A. G. Haddad, M. B. Mohiuddin, I. Boiko and Y. Zweiri, Fuzzy Ensembles of Reinforcement Learning Policies for Systems With Variable Parameters, IEEE Robotics and Automation Letters, vol. 10, no. 6, pp. 5361-5368, June 2025 10.1109/LRA.2025.3559833.

This paper presents a novel approach to improving the generalization capabilities of reinforcement learning (RL) agents for robotic systems with varying physical parameters. We propose the Fuzzy Ensemble of RL policies (FERL), which enhances performance in environments where system parameters differ from those encountered during training. The FERL method selectively fuses aligned policies, determining their collective decision based on fuzzy memberships tailored to the current parameters of the system.
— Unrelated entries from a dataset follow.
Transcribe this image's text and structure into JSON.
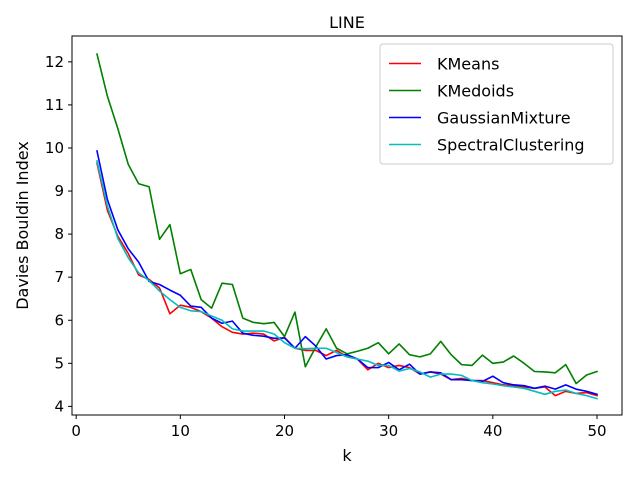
{
  "chart_data": {
    "type": "line",
    "title": "LINE",
    "xlabel": "k",
    "ylabel": "Davies Bouldin Index",
    "xlim": [
      -0.4,
      52.4
    ],
    "ylim": [
      3.8,
      12.6
    ],
    "xticks": [
      0,
      10,
      20,
      30,
      40,
      50
    ],
    "yticks": [
      4,
      5,
      6,
      7,
      8,
      9,
      10,
      11,
      12
    ],
    "grid": false,
    "legend_position": "upper-right",
    "x": [
      2,
      3,
      4,
      5,
      6,
      7,
      8,
      9,
      10,
      11,
      12,
      13,
      14,
      15,
      16,
      17,
      18,
      19,
      20,
      21,
      22,
      23,
      24,
      25,
      26,
      27,
      28,
      29,
      30,
      31,
      32,
      33,
      34,
      35,
      36,
      37,
      38,
      39,
      40,
      41,
      42,
      43,
      44,
      45,
      46,
      47,
      48,
      49,
      50
    ],
    "series": [
      {
        "name": "KMeans",
        "color": "#ff0000",
        "values": [
          9.65,
          8.55,
          7.95,
          7.55,
          7.05,
          6.95,
          6.75,
          6.15,
          6.35,
          6.3,
          6.2,
          6.05,
          5.85,
          5.72,
          5.68,
          5.7,
          5.68,
          5.52,
          5.6,
          5.35,
          5.3,
          5.3,
          5.18,
          5.3,
          5.15,
          5.1,
          4.85,
          5.0,
          4.9,
          4.95,
          4.9,
          4.75,
          4.8,
          4.75,
          4.62,
          4.65,
          4.6,
          4.6,
          4.55,
          4.5,
          4.48,
          4.45,
          4.42,
          4.45,
          4.25,
          4.35,
          4.3,
          4.32,
          4.25
        ]
      },
      {
        "name": "KMedoids",
        "color": "#008000",
        "values": [
          12.18,
          11.2,
          10.45,
          9.62,
          9.17,
          9.1,
          7.88,
          8.22,
          7.08,
          7.18,
          6.48,
          6.28,
          6.86,
          6.83,
          6.05,
          5.95,
          5.92,
          5.95,
          5.62,
          6.19,
          4.92,
          5.38,
          5.8,
          5.35,
          5.22,
          5.28,
          5.35,
          5.48,
          5.22,
          5.45,
          5.2,
          5.15,
          5.22,
          5.51,
          5.2,
          4.97,
          4.95,
          5.19,
          5.0,
          5.03,
          5.17,
          5.0,
          4.81,
          4.8,
          4.78,
          4.97,
          4.53,
          4.73,
          4.81
        ]
      },
      {
        "name": "GaussianMixture",
        "color": "#0000ff",
        "values": [
          9.93,
          8.8,
          8.1,
          7.66,
          7.35,
          6.9,
          6.83,
          6.7,
          6.58,
          6.33,
          6.3,
          6.05,
          5.93,
          5.98,
          5.7,
          5.65,
          5.63,
          5.58,
          5.59,
          5.35,
          5.62,
          5.4,
          5.1,
          5.18,
          5.2,
          5.1,
          4.9,
          4.9,
          5.02,
          4.85,
          4.98,
          4.75,
          4.8,
          4.78,
          4.62,
          4.62,
          4.6,
          4.58,
          4.7,
          4.55,
          4.5,
          4.48,
          4.42,
          4.47,
          4.4,
          4.5,
          4.4,
          4.35,
          4.28
        ]
      },
      {
        "name": "SpectralClustering",
        "color": "#00bfbf",
        "values": [
          9.7,
          8.65,
          7.9,
          7.45,
          7.1,
          6.92,
          6.68,
          6.48,
          6.3,
          6.22,
          6.2,
          6.1,
          6.0,
          5.8,
          5.75,
          5.75,
          5.75,
          5.68,
          5.48,
          5.35,
          5.34,
          5.35,
          5.35,
          5.25,
          5.15,
          5.1,
          5.05,
          4.95,
          4.95,
          4.82,
          4.88,
          4.8,
          4.68,
          4.75,
          4.75,
          4.72,
          4.6,
          4.55,
          4.52,
          4.48,
          4.45,
          4.42,
          4.35,
          4.28,
          4.35,
          4.38,
          4.3,
          4.25,
          4.18
        ]
      }
    ]
  }
}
Unlike traditional centralized training approaches that rely on shared experiences for policy updates, FERL allows for independent agent training, facilitating efficient parallelization. The effectiveness of FERL is demonstrated through extensive experiments, including a real-world trajectory tracking application in a quadrotor slung-load system. Our method improves the success rates by up to 15.6% across various simulated systems with variable parameters compared to the existing benchmarks of domain randomization and robust adaptive ensemble adversary RL. In the real-world experiments, our method achieves a 30% reduction in 3D position RMSE compared to individual RL policies. The results underscores FERL robustness and applicability to real robotic systems.